Chronique du 10 juillet 1999 (2)

C’est en rentrant du Feu de Braise, restaurant local que je te conseille, car il ne pratique pas la flambée des prix, et dont je brûle de te raconter l’histoire, que l’idée m’est venue de me pencher sur le cas Bonnet, préfet flambeur de Corse, à propos duquel, tu en conviendras, je n’ai pas voulu te parler à chaud pour éviter de te prendre à froid.

Je ne reviens pas sur l’affaire elle-même : une paillote-restaurant qui flambe, des gendarmes qui se prennent les arpions dans la mêche et qui se font alpaguer comme de vulgaires pyromanes, et un préfet qui en fait tout un plat parce qu’on l’envoie refroidir dans une chambre froide de la Santé, célèbre prison trois-fourchettes de la République.

Depuis, le préfet est ressorti et chaque jour de marché apporte son lot de recettes de dessous les fagots pour dire : « c’est pas moi, c’est l’autre, le commis ; c’est le gendarme qui a pris mes désirs pour des ordres (ça fait désordre), etc, etc.

Bref ce couillon de gendarme spécialisé dans les coups fourrés – à ne pas confondre avec les petits fours -, qui a cru le préfet Bonnet tôt, trop tôt et mal. Car, croyant son cher Bonnet tôt, il a pu pécher par précipitation, surtout si à cause du vent, une paille s’était logée dans l’esgourde.

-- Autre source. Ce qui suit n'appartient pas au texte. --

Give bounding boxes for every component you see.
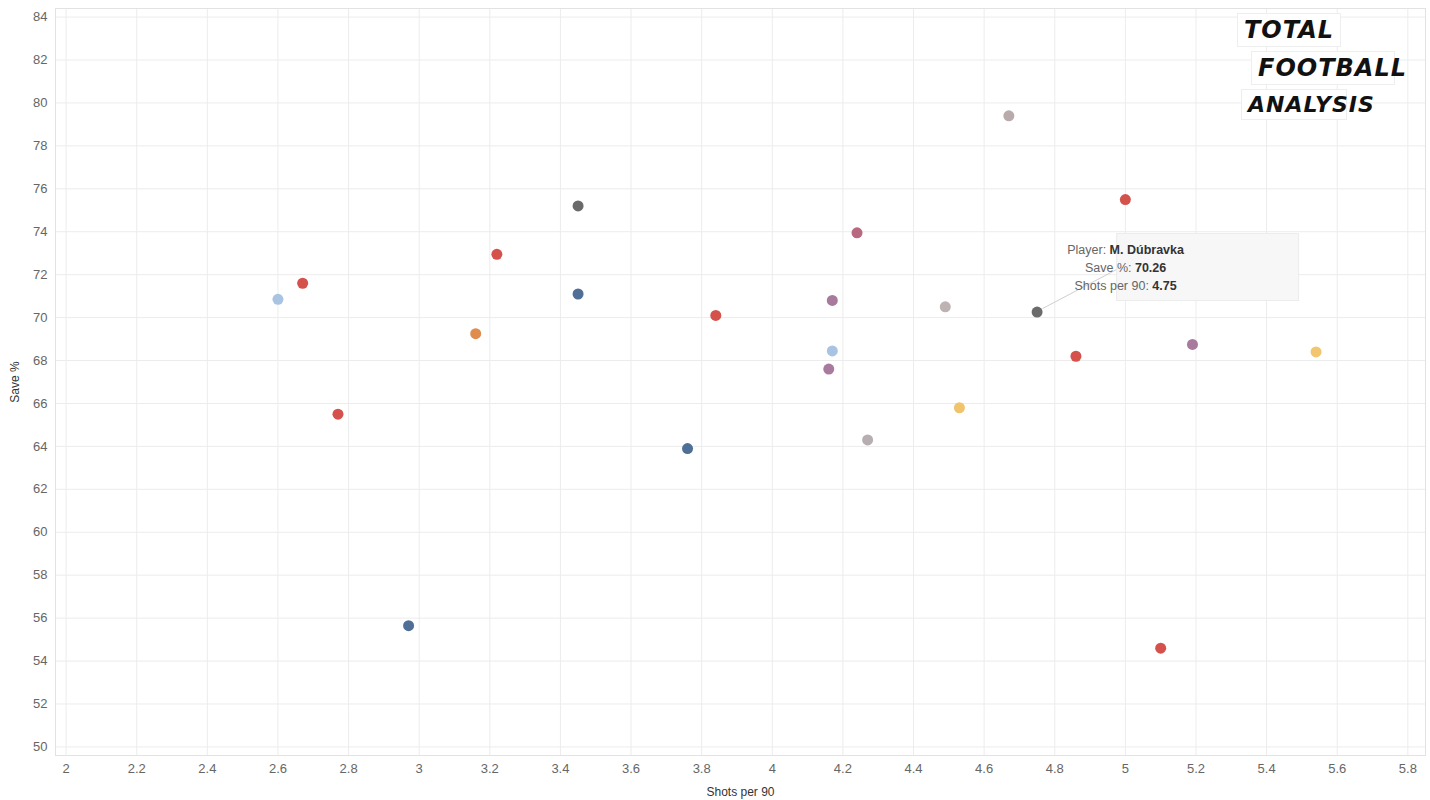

Ainsi aura-t-il croire faire partie d’un bonneteau, qui, ô lecteur féru d’étymologie, s’il a pu signifier au XVIIIe siècle, « petit bonnet », a pris le sens au XIXe de « jeu de filous. » Je vois que tu opines du bonnet (il fallait bien que je te la serve, surtout que tu peux la resservir, mais n’en fais pas tout un plat).

Et qui tient un jeu de bonneteau, je te le demande ? Tu as raison – j’opine à mon tour -, un bonneteur, c’est-à-dire (merci Robert) un « filou qui attire ses victimes à force de civilités ».

Bref, pour en sortir, je crois que le préfet en question – non le supplice en question n’est plus à l’ordre du jour, merci la République -, affublé d’un tel blaze, ne peut que se sentir piégé. Aussi pourrions-nous lui conseiller de se retourner contre son père, puisqu’il faut bien que quelqu’un porte le bonnet d’âne, à défaut de chapeau.

Car ce n’est pas pour rien que la pucelle d’Orléans s’appelait Jeanne d’Arc, pour dessouder l’Angliche. Et que la soudure à l’arc – précision technique, que tu soudes ou dessoudes, il faut chauffer -, ça peut mettre le feu, si l’on n’y prend garde.

Comme quoi il est toujours bon de savoir à qui l’on cause et surtout qui l’on écoute. Surtout si on entend des voix.